Case Presentation: A 56-year-old man with gait impairment and imbalance was referred for 2 cervical spine surgeries for presumed compressive myelopathy. By age 71 he had developed cerebellar ataxia, bilateral sensorineural hearing loss, spastic paraparesis, sensory ataxia, peripheral sensory loss, urinary retention, early cognitive changes, and depression. By age 76 he developed orthostatic hypotension, orthostatic headaches, and coat hanger pain syndrome.

Magnetic resonance imaging of the brain and spine revealed evidence of diffuse superficial siderosis. Computed tomography myelogram was suggestive of a dural tear at C4-5. Laboratory tests to screen for common causes of sensory loss and peripheral neuropathy were unremarkable. Nerve conduction studies and electromyography were consistent with mild distal sensory/motor polyneuropathy versus age-related changes, which did not explain the severity of his symptoms. Autonomic reflex testing revealed evidence for distal-predominant postganglionic sympathetic sudomotor dysfunction with cardiovascular adrenergic failure accompanied by orthostatic hypotension. 

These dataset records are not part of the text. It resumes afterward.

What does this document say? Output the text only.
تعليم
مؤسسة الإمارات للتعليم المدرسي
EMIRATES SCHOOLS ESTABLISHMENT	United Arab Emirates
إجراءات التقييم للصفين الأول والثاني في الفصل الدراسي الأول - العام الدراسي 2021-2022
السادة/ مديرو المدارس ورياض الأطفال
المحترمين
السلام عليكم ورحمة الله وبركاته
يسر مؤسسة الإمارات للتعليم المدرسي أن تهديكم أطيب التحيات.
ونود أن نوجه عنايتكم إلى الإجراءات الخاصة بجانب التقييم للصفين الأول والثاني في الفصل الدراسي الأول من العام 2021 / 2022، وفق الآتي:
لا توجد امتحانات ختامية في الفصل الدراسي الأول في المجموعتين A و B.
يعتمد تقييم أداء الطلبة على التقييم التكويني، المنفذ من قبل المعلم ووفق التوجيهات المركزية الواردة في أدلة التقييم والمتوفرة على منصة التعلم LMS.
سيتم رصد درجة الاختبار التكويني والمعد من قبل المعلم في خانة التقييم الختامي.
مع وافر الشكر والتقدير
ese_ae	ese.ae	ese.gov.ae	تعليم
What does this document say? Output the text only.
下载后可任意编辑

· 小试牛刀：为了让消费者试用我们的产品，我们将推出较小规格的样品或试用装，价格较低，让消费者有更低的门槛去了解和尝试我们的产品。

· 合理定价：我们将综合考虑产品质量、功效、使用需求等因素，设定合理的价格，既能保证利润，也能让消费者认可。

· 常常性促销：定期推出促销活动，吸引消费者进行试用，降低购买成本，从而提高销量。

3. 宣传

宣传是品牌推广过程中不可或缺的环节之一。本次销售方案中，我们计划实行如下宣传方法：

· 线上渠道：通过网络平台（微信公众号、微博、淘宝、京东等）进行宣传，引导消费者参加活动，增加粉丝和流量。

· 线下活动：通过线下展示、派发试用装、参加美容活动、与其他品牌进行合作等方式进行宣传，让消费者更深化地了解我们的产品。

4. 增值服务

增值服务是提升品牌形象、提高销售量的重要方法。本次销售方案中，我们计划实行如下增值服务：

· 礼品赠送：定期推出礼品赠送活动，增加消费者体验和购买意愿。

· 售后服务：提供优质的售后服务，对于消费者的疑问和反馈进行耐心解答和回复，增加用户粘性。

This case is a patient with superficial siderosis of the brain and spinal cord who developed autonomic failure manifested as orthostatic hypotension. Prior case reports have suggested that polyradiculopathy and axonal polyneuropathy may also be associated with superficial siderosis. We hypothesize that the peripheral autonomic fibers may be affected by the same unknown mechanism. We also hypothesize that there may be a central component of autonomic failure in this case, given the brainstem involvement. This case provides support for the likelihood that superficial siderosis may cause autonomic dysfunction with both peripheral and central manifestations.